Before a fire protection system can be designed, it is necessary to define the main objectives of the system.
This is normally determined by a Fire Risk Assessment and should be provided as part of the fire system specification.
The brief guide below details classifications for commercial systems, we also have more information on domestic fire alarm systems. The categories of fire alarm systems are “L” if they are designed to protect life, “P” to protect buildings and “M” if they are manual systems.
BS 5839 splits fire alarm systems into 3 system design categories:
Manual systems e.g. hand bells, gongs etc, may be purely manual or manual electric, the latter may have call points and sounders. They rely on the occupants of the building discovering the fire and acting to warn others by operating the system. Such systems form the basic requirement for places of employment with no sleeping risk.
The system is installed throughout the building – the objective being to call the fire brigade as early as possible to ensure that any damage caused by fire is minimised. Small low risk areas can be excepted, such as toilets and cupboards less than 1m².
Detection should be provided in parts of the building where the risk of ignition is high and/or the contents are particularly valuable. Category 2 systems provide fire detection in specified parts of the building where there is either high risk or where business disruption must be minimised.
A category L1 system is designed for the protection of life, which has automatic detectors installed throughout all areas of the building (including roof spaces and voids) with the aim of providing the earliest possible warning. A Category L1 system is likely to be appropriate for the majority of residential care premises. In practice, detectors should be placed in nearly all spaces and voids. With category 1 systems, the whole of a building is covered apart from minor exceptions.
A category L2 system designed for the protection of life, which has automatic detectors installed in escape routes, rooms adjoining escape routes and high hazard rooms. In a medium sized premises (sleeping no more than ten residents) a category L2 system is ideal. These fire alarm systems are identical to an L3 system but with additional detection in an area where there is a high chance of ignition (e.g. kitchen) or where the risk to people is particularly increased (e.g. sleeping risk).

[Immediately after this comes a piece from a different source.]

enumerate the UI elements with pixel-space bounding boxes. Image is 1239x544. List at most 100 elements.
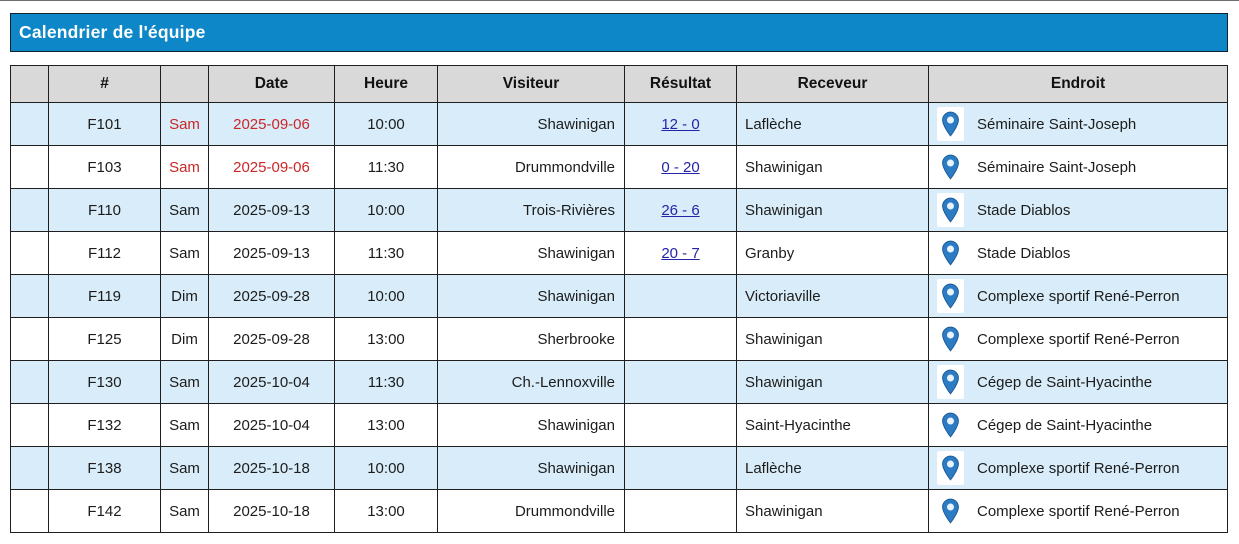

This category is designed to give early warning to everyone. Detectors should be placed in all escape routes and all rooms that open onto an escape route. Category 3 systems provide more extensive cover than category 4. The objective is to warn the occupants of the building early enough to ensure that all are able to exit the building before escape routes become impassable.
Category 4 systems cover escape routes and circulation areas only. Therefore, detectors will be placed in escape routes, although this may not be suitable depending on the risk assessment or if the size and complexity of a building is increased. Detectors might be sited in other areas of the building, but the objective is to protect the escape route.
This is the ‘all other situations’ category e.g. computer rooms, which may be protected with an extinguishing system triggered by automatic detection. Category 5 systems are the ‘custom’ category and relate to some special requirement that cannot be covered by any other category.